A new study from the Urban Institute shows how much people are paying for these financial services and just who is paying for them.
How much does it cost? Well, there's the price of the tax preparation--anywhere from $187 to $350, the study says. Then the fees can vary from $57 to $117--as much as 12 percent of a person's total refund. It costs more if you want the money the same day.
For someone with a bank account, a refund anticipation loan might not even come much faster than the regular refund through direct deposit. But ignorance about the tax system is just one of the ways these financial products get sold.
Who is using them? About 18 percent of filers use these services. But that 18 percent isn't spread out across everyone. It's concentrated in low-income communities and particularly used by young, poor people, especially single mothers, with less education.
Many of them receive the Earned Income Tax Credit. That's a tax credit that goes to poor working families with children--designed as a boost to their wages. But it has a catch--it's tricky to fill out the forms, so many families need help if they want to get the credit, and thus, need to go to a tax preparer.

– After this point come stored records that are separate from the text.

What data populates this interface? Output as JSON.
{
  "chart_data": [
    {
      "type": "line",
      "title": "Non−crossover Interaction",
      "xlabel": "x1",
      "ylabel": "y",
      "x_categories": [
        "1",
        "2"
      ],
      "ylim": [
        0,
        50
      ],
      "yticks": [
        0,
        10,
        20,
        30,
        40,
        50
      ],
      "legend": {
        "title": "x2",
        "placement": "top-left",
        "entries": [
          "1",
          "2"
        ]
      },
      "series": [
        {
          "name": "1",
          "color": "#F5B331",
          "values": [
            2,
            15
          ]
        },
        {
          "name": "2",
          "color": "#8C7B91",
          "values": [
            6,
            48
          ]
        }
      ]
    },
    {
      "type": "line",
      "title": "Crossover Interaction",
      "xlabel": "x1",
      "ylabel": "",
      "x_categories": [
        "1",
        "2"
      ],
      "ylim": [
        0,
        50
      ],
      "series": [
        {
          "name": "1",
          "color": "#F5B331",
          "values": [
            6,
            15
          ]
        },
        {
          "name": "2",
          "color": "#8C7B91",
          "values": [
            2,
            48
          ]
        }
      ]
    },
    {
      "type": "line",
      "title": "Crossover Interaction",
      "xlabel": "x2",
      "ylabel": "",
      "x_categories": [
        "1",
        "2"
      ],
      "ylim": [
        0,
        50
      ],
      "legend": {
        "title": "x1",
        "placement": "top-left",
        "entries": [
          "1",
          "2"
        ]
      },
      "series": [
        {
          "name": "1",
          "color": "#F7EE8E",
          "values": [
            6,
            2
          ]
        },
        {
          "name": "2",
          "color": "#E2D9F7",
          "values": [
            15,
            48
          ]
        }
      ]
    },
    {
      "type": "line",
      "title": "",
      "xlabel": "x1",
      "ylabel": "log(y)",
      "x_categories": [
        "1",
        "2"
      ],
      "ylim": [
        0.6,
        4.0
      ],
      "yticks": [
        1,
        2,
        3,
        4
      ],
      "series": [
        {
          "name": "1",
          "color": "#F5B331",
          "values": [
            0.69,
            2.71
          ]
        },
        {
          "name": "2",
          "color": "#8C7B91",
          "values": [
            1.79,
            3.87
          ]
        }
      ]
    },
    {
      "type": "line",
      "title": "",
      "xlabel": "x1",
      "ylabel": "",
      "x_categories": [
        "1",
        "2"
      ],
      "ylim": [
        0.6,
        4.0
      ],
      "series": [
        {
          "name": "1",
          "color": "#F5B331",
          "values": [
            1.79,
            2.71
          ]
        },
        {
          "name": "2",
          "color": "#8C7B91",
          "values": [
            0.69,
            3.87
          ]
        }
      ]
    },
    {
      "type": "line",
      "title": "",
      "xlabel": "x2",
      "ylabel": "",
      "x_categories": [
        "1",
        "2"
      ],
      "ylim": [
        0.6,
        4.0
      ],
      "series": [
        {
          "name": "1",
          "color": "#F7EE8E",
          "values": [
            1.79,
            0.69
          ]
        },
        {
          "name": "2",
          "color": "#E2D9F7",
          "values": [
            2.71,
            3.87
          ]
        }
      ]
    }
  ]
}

A lot of families who get the services are also "unbanked," meaning that they don't have or use a bank account. Just like payday lenders are numerous in communities without banks, so are refund loans and checks. In fact, a recent survey shows that unbanked households are twice as likely to get an advance on their tax refund.
African Americans and Hispanics are much more likely to use the service--13 percent of African Americans and 9 percent of Hispanics, compared with 6 percent of white people.
Why does all this matter?
Well, tax refunds belong to us, right? They're the money that Uncle Sam has determined we don't owe him. The Earned Income Tax Credit belongs doubly to all of us--they're money that we've decided should go to working people to help them get a leg up. Those dollars are designed to be spent in the regular economy--for school supplies and groceries, paying rent or overdue utility bills. It wasn't put in place so that financial institutions can make another quick buck off the poor.
So the next time you see one of those Lady Liberties on the street, be kind. After all, they have to stand on a street corner through the coldest season of the year. But you now know you and Uncle Sam will get a better deal without them.